When a 35-year-old woman begins a relationship with a 91-year-old, people tend to tut-tut; some even say things like ‘pshaw!’ or maybe ‘tosh!’ if they feel really strongly. There is something about the 56-year age difference that tends to send people rushing to check the bank balance of the 91-year-old. There is talk of prenuptial arrangements and untraceable poisons. Writers of detective stories have made a living off such scenarios.

But – follow me carefully here – the 91-year-old is not an old man but an old chandelier. Let me repeat that in case you didn’t get it the first time: Not man, but chandelier. And Amanda Liberty, 35, loves Lumiere, the 91-year-old chandelier, and would marry it if she could. But apparently she can’t because Lumiere, according to her, is female. My heart bleeds for Amanda, who, previously had been in love with the Statue of Liberty (it was a long-distance affair, she lives in Leeds, England, and the Statue lives – if that’s the word – elsewhere).

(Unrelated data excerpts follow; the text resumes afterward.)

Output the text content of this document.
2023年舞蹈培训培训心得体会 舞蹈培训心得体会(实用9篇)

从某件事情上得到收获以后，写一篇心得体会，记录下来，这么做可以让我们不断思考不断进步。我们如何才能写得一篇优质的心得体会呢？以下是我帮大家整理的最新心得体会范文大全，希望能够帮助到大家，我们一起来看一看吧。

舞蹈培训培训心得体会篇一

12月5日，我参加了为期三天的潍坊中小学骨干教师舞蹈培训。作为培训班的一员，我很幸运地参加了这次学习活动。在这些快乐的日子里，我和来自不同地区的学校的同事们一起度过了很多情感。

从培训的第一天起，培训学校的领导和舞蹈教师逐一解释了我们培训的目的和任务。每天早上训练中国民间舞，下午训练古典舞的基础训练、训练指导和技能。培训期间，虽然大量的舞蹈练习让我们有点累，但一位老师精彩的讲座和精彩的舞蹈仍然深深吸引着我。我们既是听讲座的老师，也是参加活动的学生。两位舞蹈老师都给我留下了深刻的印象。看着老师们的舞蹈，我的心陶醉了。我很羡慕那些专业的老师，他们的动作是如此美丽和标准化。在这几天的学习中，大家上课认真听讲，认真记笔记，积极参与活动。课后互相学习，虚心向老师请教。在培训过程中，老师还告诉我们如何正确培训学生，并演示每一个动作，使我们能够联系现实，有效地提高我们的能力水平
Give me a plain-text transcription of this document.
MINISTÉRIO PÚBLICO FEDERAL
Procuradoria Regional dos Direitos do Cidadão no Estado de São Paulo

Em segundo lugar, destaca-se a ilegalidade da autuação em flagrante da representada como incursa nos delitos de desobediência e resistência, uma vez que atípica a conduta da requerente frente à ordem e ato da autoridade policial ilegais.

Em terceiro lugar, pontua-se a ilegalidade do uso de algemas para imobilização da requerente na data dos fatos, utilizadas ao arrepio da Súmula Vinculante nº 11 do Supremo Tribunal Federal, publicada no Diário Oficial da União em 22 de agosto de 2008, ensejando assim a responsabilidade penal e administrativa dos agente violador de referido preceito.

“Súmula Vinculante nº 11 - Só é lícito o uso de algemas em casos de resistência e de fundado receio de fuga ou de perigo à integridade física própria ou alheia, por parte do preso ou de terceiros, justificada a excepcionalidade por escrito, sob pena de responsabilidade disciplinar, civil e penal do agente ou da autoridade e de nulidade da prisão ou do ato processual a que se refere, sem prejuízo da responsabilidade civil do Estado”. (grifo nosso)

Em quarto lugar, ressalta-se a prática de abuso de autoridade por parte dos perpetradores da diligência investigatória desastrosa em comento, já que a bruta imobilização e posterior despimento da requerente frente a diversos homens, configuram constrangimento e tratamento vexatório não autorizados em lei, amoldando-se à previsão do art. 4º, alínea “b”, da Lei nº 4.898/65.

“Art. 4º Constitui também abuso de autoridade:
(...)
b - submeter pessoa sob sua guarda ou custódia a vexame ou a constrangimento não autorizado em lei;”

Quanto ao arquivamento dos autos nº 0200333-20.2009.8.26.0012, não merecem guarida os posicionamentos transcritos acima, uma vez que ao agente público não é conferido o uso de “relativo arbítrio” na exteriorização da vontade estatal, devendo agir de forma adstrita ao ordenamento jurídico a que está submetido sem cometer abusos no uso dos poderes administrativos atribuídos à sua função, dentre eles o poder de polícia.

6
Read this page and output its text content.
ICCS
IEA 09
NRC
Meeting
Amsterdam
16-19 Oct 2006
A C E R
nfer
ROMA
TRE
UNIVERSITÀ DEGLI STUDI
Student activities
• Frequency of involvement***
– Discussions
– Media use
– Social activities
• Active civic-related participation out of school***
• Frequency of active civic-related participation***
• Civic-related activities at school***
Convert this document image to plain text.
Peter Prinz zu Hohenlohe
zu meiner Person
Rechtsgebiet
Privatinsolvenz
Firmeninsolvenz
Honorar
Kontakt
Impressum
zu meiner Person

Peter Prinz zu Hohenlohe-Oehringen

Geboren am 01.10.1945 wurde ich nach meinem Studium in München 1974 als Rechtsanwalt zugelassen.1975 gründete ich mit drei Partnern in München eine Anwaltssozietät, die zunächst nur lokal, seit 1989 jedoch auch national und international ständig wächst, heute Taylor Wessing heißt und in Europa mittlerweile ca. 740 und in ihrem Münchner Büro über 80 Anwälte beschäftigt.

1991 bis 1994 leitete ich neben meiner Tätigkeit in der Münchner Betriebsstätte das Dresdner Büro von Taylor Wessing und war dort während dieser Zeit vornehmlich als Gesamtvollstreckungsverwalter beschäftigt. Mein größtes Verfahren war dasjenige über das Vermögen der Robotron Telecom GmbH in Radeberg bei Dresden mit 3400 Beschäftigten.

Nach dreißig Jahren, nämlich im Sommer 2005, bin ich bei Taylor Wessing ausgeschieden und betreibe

Such was her love for the statue who welcomes visitors to New York that Amanda, whose surname was Whittaker, changed it to Liberty. But that was in the past, and Liberty (Amanda, not the statue), who admits to having been in open relationship with other light fixtures, says none of them can hold a candle to Lumiere. Last heard, she was planning a “commitment ceremony” to prove her love.

Personally, I have nothing against Amanda marrying a chandelier or a car battery or indeed a billiards table that has been lying in the attic for decades. But I do have a niggle. Events in her life have proved that it could well be a 93-metre statue today and a 91-year-old chandelier tomorrow. Clearly this is no one-object woman; she is prone to falling in love with attractive man-made objects regardless of size or distance from herself. What if Lumiere were to discover sometime in the future that Amanda is secretly in love with the neighbour’s piano and hopes to marry it someday? No 91-year-old can survive that.

All this has expanded our horizons, though, and for that we must be grateful. It has, for example, opened up a whole new area for writers of romance novels. For too long have they been restricted by the silly notion that romance can occur only between two human beings. Amanda’s crossover means we can now read about young men who look romantically at footstools, for instance, while ostensibly sweet talking a young lady.

“Do you really love me, or is it only my hair dryer you want to marry?” is a question that might be trembling on the lips of fictional characters even as you read this.